En 1992, una serie de explosiones en el sector Reforma dejó graves afectaciones humanas y urbanas.
De acuerdo con información documentada por el Centro Nacional de Prevención de Desastres (CENAPRED) y el Gobierno de Jalisco, este evento marcó un punto de inflexión en la forma de atender los riesgos en el estado.
A partir de entonces, se fortalecieron las capacidades de respuesta y prevención, dando paso a la consolidación de instancias como la Unidad Estatal de Protección Civil y Bomberos de Jalisco. Desde esa fecha, se consolidó la importancia de impulsar acciones orientadas a la prevención, fortaleciendo las capacidades institucionales y sociales para reducir el impacto de los riesgos y, sobre todo, salvar vidas.

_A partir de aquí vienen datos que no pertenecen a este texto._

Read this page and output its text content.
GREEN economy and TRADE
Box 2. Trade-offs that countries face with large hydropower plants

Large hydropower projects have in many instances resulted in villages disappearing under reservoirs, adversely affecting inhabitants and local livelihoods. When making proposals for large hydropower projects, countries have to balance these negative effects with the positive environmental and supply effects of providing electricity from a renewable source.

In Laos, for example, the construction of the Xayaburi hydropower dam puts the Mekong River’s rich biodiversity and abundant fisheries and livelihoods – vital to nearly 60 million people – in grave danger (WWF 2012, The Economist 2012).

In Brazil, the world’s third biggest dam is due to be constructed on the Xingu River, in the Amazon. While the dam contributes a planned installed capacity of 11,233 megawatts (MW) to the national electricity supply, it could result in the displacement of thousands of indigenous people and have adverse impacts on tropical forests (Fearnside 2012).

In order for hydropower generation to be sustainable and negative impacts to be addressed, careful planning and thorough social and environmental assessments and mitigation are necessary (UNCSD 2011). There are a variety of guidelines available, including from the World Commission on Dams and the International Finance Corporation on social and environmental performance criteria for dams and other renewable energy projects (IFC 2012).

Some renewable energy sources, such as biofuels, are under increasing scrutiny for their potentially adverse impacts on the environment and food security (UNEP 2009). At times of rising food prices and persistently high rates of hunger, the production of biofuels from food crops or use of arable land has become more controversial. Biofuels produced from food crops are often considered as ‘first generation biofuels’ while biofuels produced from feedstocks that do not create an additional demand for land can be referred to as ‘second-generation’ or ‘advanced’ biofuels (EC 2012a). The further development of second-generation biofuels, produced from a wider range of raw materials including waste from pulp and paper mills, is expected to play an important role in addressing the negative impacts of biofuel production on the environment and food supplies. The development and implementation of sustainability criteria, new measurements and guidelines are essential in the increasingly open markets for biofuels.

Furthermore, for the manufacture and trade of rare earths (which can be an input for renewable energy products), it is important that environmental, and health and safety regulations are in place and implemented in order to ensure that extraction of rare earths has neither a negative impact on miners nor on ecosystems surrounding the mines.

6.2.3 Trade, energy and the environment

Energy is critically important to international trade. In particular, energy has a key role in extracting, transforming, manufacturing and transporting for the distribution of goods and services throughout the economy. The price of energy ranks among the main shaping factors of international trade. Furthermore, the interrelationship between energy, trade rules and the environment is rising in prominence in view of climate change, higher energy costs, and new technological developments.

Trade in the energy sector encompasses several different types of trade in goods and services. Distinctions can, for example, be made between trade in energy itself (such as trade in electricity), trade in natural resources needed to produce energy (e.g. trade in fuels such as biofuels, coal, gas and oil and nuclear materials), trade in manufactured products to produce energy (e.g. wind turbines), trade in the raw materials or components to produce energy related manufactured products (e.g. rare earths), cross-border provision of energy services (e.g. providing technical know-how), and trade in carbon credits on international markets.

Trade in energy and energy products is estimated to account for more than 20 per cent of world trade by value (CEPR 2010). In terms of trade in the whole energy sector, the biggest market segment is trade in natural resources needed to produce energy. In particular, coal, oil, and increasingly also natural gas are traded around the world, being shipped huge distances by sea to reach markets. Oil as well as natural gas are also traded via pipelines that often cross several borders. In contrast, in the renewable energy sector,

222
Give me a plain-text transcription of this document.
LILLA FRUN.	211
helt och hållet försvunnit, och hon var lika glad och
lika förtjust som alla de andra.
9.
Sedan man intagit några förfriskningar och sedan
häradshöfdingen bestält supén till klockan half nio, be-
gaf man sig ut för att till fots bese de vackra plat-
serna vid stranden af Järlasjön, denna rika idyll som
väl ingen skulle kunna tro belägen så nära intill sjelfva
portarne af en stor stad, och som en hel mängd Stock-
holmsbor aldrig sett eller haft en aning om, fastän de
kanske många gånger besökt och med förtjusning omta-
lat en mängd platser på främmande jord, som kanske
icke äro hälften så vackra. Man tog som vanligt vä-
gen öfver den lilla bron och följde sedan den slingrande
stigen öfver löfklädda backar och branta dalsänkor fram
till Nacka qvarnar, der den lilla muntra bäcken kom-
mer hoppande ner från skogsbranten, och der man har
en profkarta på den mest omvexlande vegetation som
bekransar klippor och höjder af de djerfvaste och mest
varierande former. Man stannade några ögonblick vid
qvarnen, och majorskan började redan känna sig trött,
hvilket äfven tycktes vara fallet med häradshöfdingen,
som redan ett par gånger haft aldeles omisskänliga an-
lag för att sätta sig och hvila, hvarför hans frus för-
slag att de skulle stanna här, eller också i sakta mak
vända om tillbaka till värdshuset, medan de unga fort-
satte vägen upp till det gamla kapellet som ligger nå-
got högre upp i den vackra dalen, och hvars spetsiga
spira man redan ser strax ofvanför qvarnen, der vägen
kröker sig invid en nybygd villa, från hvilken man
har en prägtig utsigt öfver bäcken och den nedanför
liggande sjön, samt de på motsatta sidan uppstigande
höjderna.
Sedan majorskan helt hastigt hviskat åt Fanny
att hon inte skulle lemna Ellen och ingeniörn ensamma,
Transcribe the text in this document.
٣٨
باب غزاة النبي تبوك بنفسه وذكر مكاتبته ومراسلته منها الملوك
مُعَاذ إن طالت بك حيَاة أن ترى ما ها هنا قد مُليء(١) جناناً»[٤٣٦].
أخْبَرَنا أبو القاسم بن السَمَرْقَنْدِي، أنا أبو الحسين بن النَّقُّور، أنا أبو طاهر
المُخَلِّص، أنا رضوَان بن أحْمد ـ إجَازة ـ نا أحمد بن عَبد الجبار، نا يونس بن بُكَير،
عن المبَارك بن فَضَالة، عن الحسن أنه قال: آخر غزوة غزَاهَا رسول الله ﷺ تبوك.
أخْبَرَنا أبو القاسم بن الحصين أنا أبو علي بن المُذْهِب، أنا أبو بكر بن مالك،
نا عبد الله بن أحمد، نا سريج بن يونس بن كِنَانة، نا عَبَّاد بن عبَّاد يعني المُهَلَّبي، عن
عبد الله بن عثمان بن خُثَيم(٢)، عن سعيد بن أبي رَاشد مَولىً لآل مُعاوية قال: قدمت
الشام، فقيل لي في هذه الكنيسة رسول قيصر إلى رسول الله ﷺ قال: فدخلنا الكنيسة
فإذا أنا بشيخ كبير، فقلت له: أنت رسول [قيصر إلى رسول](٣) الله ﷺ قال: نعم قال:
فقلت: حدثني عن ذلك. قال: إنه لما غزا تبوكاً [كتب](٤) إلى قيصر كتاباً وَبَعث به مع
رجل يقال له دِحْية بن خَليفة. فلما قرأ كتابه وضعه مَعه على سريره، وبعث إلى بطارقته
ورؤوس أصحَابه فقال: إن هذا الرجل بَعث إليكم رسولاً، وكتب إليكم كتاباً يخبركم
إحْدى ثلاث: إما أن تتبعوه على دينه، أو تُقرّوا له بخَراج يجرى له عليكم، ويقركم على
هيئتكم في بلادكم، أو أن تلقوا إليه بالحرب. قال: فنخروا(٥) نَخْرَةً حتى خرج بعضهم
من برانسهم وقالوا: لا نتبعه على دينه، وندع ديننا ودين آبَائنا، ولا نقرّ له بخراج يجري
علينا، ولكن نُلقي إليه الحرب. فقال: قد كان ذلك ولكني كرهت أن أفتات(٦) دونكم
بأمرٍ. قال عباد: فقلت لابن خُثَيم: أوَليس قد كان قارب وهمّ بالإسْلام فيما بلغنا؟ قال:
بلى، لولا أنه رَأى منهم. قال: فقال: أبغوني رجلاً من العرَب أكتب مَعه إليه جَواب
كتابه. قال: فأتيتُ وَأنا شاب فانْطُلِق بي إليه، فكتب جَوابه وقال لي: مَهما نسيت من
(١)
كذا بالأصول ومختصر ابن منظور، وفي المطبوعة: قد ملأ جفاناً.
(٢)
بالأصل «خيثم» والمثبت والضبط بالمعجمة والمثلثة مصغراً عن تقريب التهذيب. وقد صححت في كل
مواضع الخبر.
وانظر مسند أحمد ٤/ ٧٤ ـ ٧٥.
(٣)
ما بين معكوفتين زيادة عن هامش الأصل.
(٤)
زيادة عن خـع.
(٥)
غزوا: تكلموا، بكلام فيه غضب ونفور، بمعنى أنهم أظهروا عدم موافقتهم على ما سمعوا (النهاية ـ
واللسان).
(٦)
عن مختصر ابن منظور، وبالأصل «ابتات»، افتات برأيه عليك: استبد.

En el marco del Día Estatal de la Prevención de Desastres, desde la Unidad Estatal de Protección Civil y Bomberos de Jalisco, refrendamos nuestro compromiso con la construcción de una Gestión Integral de Riesgos Aplicada, sólida, articulada y enfocada en el fortalecimiento de comunidades resilientes.
Hoy también recordamos la memoria de los tres oficiales Rubén Mercado, Raybel Medica y Ricardo González, integrantes de Protección Civil y Bomberos Guadalajara, quienes perdieron la vida en el cumplimiento de su deber durante la atención de esta emergencia, así como la de las y los ciudadanos que fallecieron aquel 22 de abril.
Más allá de las instituciones, la principal lección sigue vigente: la información oportuna y saber cómo actuar pueden salvar vidas.